2. Drop the batter by tablespoonfuls onto baking sheets lined with parchment, leaving about 1 1/2 inches between each cookie (they will spread a little).
Bake about 12 minutes, until the edges are golden brown. Do not overbake, or the cookies won't be chewy. Cool slightly on the cookie sheet, and then remove with a spatula and let them finish cooling on a rack. Makes about 24 cookies.
This recipe from the same food site is a smart play on Spanish patatas bravas -- fried potatoes with a garlic mayonnaise.
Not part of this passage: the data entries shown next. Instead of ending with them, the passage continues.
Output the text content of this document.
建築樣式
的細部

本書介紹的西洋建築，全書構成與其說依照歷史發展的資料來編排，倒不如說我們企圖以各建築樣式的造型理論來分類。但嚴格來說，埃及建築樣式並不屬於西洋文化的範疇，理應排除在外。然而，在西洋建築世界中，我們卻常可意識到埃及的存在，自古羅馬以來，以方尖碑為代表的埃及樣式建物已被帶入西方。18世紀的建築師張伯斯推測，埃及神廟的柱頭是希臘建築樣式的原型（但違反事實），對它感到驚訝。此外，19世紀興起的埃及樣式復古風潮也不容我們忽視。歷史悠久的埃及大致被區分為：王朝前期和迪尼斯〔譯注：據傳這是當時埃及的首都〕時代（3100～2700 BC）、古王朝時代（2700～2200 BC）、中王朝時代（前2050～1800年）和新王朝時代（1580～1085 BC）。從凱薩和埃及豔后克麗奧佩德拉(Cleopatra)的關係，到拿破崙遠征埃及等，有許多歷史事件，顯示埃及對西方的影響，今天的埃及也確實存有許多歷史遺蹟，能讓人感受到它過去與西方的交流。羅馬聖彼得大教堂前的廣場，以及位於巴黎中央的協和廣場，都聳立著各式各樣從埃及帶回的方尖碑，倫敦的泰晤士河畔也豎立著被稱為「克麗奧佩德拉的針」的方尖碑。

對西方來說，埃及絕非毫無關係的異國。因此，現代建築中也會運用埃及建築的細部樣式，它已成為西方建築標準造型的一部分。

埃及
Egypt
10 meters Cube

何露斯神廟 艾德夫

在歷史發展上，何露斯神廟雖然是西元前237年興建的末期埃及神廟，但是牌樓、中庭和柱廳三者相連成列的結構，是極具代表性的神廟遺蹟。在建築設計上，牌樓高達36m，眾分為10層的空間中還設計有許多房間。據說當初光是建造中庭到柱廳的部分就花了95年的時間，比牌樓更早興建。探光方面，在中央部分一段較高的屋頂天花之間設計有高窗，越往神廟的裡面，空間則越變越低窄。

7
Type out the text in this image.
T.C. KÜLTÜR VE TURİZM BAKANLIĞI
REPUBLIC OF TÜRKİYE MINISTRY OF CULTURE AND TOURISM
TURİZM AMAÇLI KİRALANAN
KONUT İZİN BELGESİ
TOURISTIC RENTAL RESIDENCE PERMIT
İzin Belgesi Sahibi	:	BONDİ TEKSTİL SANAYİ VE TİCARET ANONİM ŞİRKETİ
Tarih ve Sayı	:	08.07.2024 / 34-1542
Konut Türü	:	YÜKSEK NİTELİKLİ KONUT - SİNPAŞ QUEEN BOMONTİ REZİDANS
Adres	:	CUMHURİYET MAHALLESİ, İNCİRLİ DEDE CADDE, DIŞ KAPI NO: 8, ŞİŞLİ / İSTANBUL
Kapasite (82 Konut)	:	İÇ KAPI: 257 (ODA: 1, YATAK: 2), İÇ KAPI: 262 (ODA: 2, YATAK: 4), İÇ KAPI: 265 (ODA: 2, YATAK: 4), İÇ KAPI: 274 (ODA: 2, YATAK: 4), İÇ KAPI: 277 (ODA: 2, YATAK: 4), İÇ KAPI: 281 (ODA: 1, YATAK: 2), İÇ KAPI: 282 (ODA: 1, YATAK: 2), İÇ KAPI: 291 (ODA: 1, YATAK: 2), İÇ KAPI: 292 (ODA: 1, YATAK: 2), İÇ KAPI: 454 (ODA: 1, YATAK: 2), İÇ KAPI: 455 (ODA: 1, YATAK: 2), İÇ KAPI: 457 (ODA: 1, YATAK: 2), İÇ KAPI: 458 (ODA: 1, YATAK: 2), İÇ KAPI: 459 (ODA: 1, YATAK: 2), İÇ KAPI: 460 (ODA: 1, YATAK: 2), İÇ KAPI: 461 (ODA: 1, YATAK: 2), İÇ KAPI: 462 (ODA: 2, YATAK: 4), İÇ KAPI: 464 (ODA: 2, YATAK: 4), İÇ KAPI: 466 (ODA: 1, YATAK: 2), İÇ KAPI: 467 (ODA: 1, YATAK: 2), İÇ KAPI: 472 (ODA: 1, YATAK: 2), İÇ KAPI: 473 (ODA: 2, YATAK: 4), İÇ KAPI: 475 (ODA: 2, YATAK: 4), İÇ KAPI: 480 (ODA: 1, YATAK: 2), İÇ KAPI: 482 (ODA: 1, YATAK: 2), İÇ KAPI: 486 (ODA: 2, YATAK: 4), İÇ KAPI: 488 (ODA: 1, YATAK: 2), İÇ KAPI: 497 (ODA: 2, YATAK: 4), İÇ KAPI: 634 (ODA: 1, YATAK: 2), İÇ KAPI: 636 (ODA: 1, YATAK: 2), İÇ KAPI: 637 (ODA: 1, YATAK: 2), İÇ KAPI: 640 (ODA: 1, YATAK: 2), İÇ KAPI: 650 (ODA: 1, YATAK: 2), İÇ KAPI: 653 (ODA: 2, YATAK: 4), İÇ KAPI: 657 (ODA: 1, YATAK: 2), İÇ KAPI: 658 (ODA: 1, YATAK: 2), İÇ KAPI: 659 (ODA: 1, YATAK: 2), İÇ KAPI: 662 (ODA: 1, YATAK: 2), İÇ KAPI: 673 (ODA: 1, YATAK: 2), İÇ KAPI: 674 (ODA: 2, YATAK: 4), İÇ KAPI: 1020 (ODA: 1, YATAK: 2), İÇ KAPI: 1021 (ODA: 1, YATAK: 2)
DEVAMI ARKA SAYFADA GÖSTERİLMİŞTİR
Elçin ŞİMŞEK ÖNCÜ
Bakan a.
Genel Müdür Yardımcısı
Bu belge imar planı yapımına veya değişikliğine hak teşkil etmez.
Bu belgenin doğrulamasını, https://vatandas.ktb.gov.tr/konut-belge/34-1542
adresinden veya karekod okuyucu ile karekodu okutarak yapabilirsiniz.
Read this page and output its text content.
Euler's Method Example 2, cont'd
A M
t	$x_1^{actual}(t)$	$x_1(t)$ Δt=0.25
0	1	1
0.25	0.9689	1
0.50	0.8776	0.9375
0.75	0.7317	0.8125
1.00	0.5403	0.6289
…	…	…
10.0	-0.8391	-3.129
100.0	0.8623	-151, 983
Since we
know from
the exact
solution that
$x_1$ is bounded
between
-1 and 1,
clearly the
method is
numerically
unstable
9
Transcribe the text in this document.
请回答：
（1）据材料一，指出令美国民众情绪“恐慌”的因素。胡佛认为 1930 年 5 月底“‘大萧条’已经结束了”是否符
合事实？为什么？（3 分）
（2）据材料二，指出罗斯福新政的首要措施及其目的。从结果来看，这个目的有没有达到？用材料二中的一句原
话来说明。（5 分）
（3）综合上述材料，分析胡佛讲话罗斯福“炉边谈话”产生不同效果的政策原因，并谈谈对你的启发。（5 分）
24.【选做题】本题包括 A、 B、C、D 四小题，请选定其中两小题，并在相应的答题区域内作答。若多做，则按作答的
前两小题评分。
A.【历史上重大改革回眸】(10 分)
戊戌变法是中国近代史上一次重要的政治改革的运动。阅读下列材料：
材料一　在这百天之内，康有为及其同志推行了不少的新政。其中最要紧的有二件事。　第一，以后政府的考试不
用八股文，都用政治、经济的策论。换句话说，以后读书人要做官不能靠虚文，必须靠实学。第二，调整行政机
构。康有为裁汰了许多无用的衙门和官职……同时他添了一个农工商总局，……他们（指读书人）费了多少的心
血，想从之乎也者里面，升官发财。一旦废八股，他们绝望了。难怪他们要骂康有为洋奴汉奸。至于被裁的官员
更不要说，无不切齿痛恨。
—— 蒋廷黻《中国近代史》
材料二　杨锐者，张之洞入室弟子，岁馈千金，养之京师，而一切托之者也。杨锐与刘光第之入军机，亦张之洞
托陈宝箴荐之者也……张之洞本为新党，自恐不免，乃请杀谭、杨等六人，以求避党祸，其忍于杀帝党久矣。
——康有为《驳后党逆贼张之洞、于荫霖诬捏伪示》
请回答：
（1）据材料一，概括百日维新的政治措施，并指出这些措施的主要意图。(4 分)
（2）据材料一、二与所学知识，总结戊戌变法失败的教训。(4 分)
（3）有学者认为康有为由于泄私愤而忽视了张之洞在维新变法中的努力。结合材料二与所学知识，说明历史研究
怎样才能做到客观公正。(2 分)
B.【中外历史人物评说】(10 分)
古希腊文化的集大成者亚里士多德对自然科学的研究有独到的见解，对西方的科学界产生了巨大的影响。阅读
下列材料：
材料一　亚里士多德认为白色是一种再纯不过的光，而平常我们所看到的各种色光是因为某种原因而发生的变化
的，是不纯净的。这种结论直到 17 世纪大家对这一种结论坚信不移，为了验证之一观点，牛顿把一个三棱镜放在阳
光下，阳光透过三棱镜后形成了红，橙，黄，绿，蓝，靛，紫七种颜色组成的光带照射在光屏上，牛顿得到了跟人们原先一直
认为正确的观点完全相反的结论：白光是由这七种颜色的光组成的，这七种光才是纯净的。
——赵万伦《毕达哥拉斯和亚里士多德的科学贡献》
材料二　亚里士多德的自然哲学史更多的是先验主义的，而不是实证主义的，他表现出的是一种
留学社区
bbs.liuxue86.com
These are roasted, then instead of making the mayo from scratch, you sharpen the store-bought variety with lemon juice, Dijon mustard and garlic.
Spanish Roasted Potato Salad
1 pound pound small potatoes (white or red)
3 tablespoons olive oil, divided
1 1/4 teaspoon salt, divided
1/2 teaspoon ground black pepper
4 cloves garlic finely chopped
4 tablespoons mayonnaise
1 tablespoon lemon Juice
1 teaspoon Dijon mustard
1. Preheat the oven to 400 degrees. Cut the potatoes in half or quarters into a bowl.
2. Add 2 tablespoons of the olive oil, 3/4 teaspoon of salt and the pepper. Mix and put on a baking sheet in a single layer.
3. Bake 40 minutes, flipping twice during baking. Make sure they turn a nice golden brown. Take out of the oven and allow to cool.
4. In a bowl, combine 1/2 teaspoon salt, 1 tablespoon olive oil, garlic, mayonnaise, lemon juice and mustard. Mix and pour over the cooled potatoes. Serves 3-4.